Pélasge était seul, sur le balcon de cette maison où la mort avait moissonné cinq personnes en moins de trente heures ; il suivait des yeux l’embarcation lointaine, écoutant, dans une sorte de stupeur, le bruit cadencé et de plus en plus sourd des rames. Appuyé à une colonne, il resta à la même place longtemps après que le canot eut disparu dans l’ombre de la rive opposée. La brise du soir commença à souffler ; elle devint forte ; elle gémissait dans les fentes des portes ; on eût dit une plainte se mettant à l’unisson de la tristesse de Pélasge. Il revint à lui comme s’il eût entendu la voix compatissante d’un ami. Il rentra ; il était déjà nuit. Il descendit. Il y avait de la lumière dans la chambre de Blanchette ; ce qui l’étonna. Il poussa doucement la porte. Parmi les objets éclairés par la lampe, était un canapé sur lequel étaient posées la dernière robe portée par Blanchette et ses bottines en peau de chèvre. Immobile en face de ces objets, Lagniape les regardait et pleurait.

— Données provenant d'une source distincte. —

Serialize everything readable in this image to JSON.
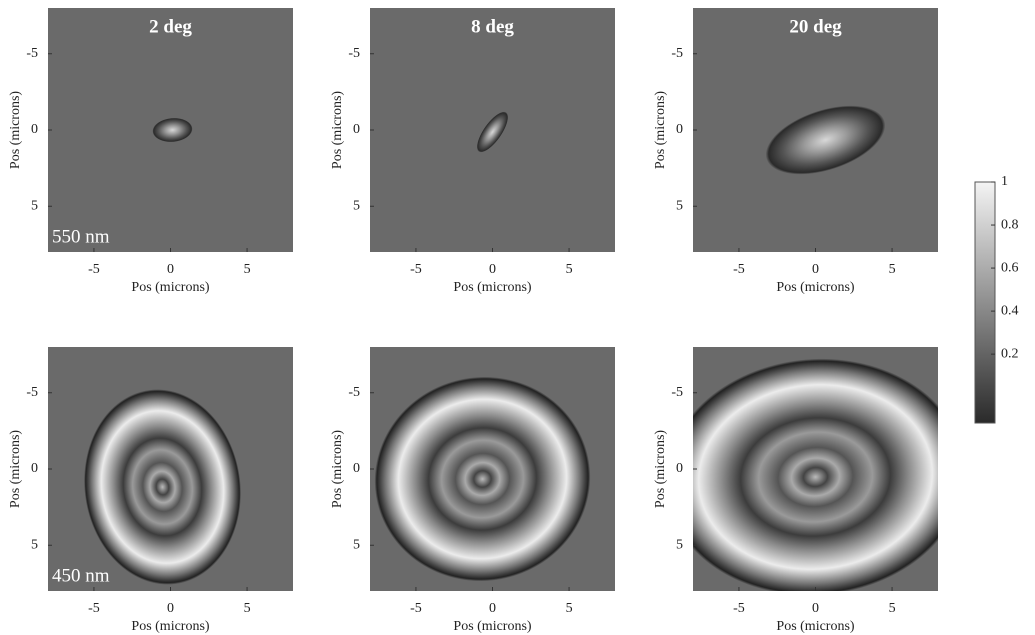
{
  "chart_data": [
    {
      "type": "image",
      "title": "2 deg",
      "annotation": "550 nm",
      "xlabel": "Pos (microns)",
      "ylabel": "Pos (microns)",
      "xlim": [
        -8,
        8
      ],
      "ylim": [
        8,
        -8
      ],
      "xticks": [
        -5,
        0,
        5
      ],
      "yticks": [
        -5,
        0,
        5
      ]
    },
    {
      "type": "image",
      "title": "8 deg",
      "xlabel": "Pos (microns)",
      "ylabel": "Pos (microns)",
      "xlim": [
        -8,
        8
      ],
      "ylim": [
        8,
        -8
      ],
      "xticks": [
        -5,
        0,
        5
      ],
      "yticks": [
        -5,
        0,
        5
      ]
    },
    {
      "type": "image",
      "title": "20 deg",
      "xlabel": "Pos (microns)",
      "ylabel": "Pos (microns)",
      "xlim": [
        -8,
        8
      ],
      "ylim": [
        8,
        -8
      ],
      "xticks": [
        -5,
        0,
        5
      ],
      "yticks": [
        -5,
        0,
        5
      ]
    },
    {
      "type": "image",
      "annotation": "450 nm",
      "xlabel": "Pos (microns)",
      "ylabel": "Pos (microns)",
      "xlim": [
        -8,
        8
      ],
      "ylim": [
        8,
        -8
      ],
      "xticks": [
        -5,
        0,
        5
      ],
      "yticks": [
        -5,
        0,
        5
      ]
    },
    {
      "type": "image",
      "xlabel": "Pos (microns)",
      "ylabel": "Pos (microns)",
      "xlim": [
        -8,
        8
      ],
      "ylim": [
        8,
        -8
      ],
      "xticks": [
        -5,
        0,
        5
      ],
      "yticks": [
        -5,
        0,
        5
      ]
    },
    {
      "type": "image",
      "xlabel": "Pos (microns)",
      "ylabel": "Pos (microns)",
      "xlim": [
        -8,
        8
      ],
      "ylim": [
        8,
        -8
      ],
      "xticks": [
        -5,
        0,
        5
      ],
      "yticks": [
        -5,
        0,
        5
      ]
    },
    {
      "type": "colorbar",
      "ylim": [
        -0.12,
        1
      ],
      "yticks": [
        0.2,
        0.4,
        0.6,
        0.8,
        1
      ]
    }
  ]
}
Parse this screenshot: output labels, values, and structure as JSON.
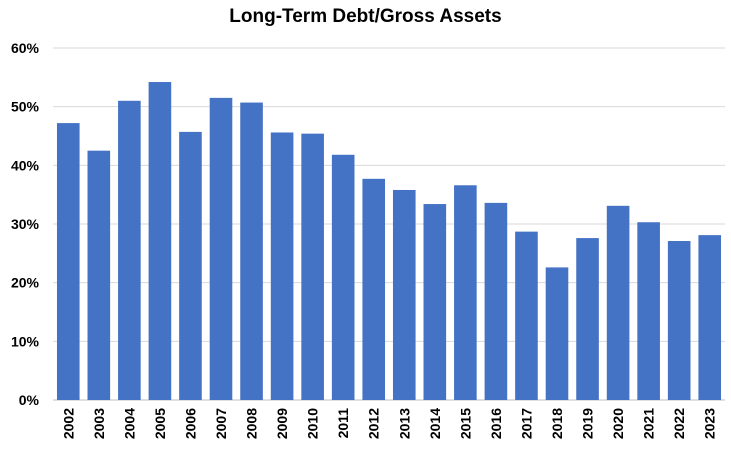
{
  "chart_data": {
    "type": "bar",
    "title": "Long-Term Debt/Gross Assets",
    "xlabel": "",
    "ylabel": "",
    "categories": [
      "2002",
      "2003",
      "2004",
      "2005",
      "2006",
      "2007",
      "2008",
      "2009",
      "2010",
      "2011",
      "2012",
      "2013",
      "2014",
      "2015",
      "2016",
      "2017",
      "2018",
      "2019",
      "2020",
      "2021",
      "2022",
      "2023"
    ],
    "values": [
      47.2,
      42.5,
      51.0,
      54.2,
      45.7,
      51.5,
      50.7,
      45.6,
      45.4,
      41.8,
      37.7,
      35.8,
      33.4,
      36.6,
      33.6,
      28.7,
      22.6,
      27.6,
      33.1,
      30.3,
      27.1,
      28.1
    ],
    "y_ticks": [
      "0%",
      "10%",
      "20%",
      "30%",
      "40%",
      "50%",
      "60%"
    ],
    "ylim": [
      0,
      60
    ],
    "grid": true,
    "legend": "none",
    "colors": {
      "bar": "#4472c4",
      "grid": "#d9d9d9",
      "axis": "#bfbfbf"
    }
  }
}
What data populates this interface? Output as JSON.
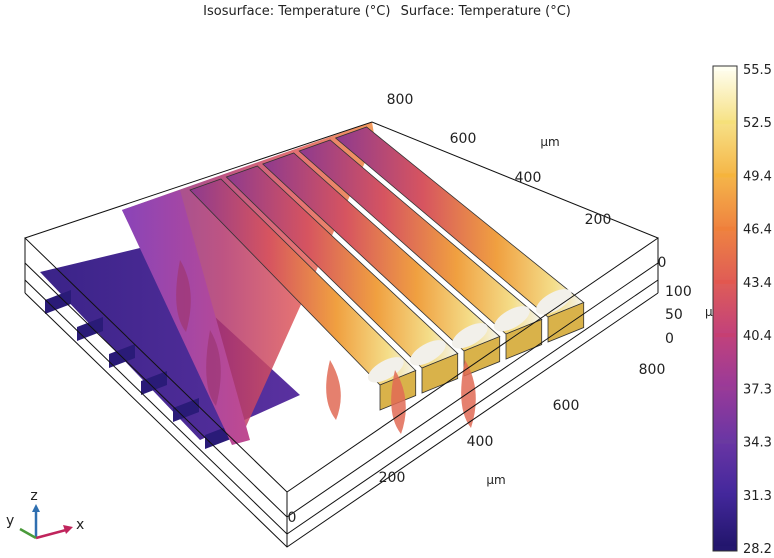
{
  "title": {
    "isosurface": "Isosurface: Temperature (°C)",
    "surface": "Surface: Temperature (°C)"
  },
  "chart_data": {
    "type": "surface-3d",
    "units": "µm",
    "axes": {
      "x": {
        "label": "µm",
        "ticks": [
          "0",
          "200",
          "400",
          "600",
          "800"
        ]
      },
      "y": {
        "label": "µm",
        "ticks": [
          "0",
          "200",
          "400",
          "600",
          "800"
        ]
      },
      "z": {
        "label": "µm",
        "ticks": [
          "0",
          "50",
          "100"
        ]
      }
    },
    "colorbar": {
      "ticks": [
        "55.5",
        "52.5",
        "49.4",
        "46.4",
        "43.4",
        "40.4",
        "37.3",
        "34.3",
        "31.3",
        "28.2"
      ],
      "colors": [
        "#fffff0",
        "#f6e07a",
        "#f5b43c",
        "#ef7f3a",
        "#e2574f",
        "#c63f72",
        "#993c95",
        "#6a3aa0",
        "#43279a",
        "#24176f"
      ],
      "range": [
        28.2,
        55.5
      ]
    },
    "channels": 5
  },
  "triad": {
    "x": "x",
    "y": "y",
    "z": "z"
  }
}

Pélasge eut un serrement de cœur ; il s’avança et tendit affectueusement sa main à la vieille.

« Ma bonne Lagniape, dit-il, nous voici bien seuls ! de cette nombreuse et brillante famille des Saint-Ybars, il ne reste plus personne ; maîtres, enfants, domestiques, tous morts ou dispersés. Pour parler d’eux il n’y a plus que vous et moi, une ancienne esclave et un étranger. Ainsi vont les choses de ce monde. Croyez donc au bonheur ! comptez donc sur le lendemain !….Lagniape, quelles sont vos intentions ? où voulez-vous aller ? est-il un service que je puisse vous rendre ?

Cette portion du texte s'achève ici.